Powell MW, Carnegie DE, Burke TJ. Reversal of diabetic peripheral neuropathy and new wound incidence: the role of MIRE. Adv Skin Wound Care 2004; 17: 295-300.
- After reversal of diabetic peripheral neuropathy following treatment with infrared therapy, only 1 in 68 patients studied developed a new diabetic foot wound.
- This was an incidence of 1.5% compared to 7.3% in the diabetic population
Powell MW, Carnegie DH, Burke TJ. Reversal of diabetic peripheral neuropathy with phototherapy (MIRE) decreases falls and the fear of falling and improves activities of daily living in seniors. Age and Ageing 2006; 35: 11-16.
- Overall, reversal of peripheral neuropathy in a clinician’s office and subsequent use of MIRE™ at home was associated with a 78% reduction in falls, a 79% decrease in balance-related fear of falling, and a 72% increase in ADLs.
Kochman AB, Carnegie DH, Burke TJ. Symptomatic reversal of peripheral neuropathy in patients with diabetes. Journal of the American Podiatric Medical Association 2002; 92(3): 125-130.

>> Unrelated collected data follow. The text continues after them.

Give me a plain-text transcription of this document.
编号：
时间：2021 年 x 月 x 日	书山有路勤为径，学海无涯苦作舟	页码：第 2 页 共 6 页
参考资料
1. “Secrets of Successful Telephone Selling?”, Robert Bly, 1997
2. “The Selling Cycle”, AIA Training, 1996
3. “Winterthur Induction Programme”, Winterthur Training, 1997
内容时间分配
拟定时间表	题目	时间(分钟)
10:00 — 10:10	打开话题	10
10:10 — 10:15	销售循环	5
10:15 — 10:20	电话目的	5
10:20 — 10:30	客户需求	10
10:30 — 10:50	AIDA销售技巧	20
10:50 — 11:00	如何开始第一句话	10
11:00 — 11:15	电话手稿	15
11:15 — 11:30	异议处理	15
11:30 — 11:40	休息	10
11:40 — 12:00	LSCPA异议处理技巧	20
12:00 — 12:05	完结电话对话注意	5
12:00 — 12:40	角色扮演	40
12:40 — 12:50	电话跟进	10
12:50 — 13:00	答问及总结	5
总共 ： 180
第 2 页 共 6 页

- On the basis of Semmes-Weinstein monofilament values, 48 subjects (98%) exhibited improved sensation after 6 treatments, and all subjects had improved sensation after 12 treatments.
- After 12 MIRE treatments, 9 of 12 (75%) subjects with type 1 diabetes converted from impaired hot-versus-cold sensation to an intact ability to discriminate hot from cold (Table 1), and 4 of 11 (36%) subjects with type 2 diabetes were able to discriminate hot versus cold after 12 MIRE treatments.
Arnall DA et al. The restorative effects of pulsed infrared light therapy on significant loss of peripheral protective sensation in patients with long-term type 1 and type 2 diabetes mellitus. Acta Diabetol 2006; 43: 26-33.
- PILT improved PPS even in patients with long-standing chronic neuropathies whose initial pre-study sensation was not measurable with a 200-g SWM. PILT significantly improves PPS.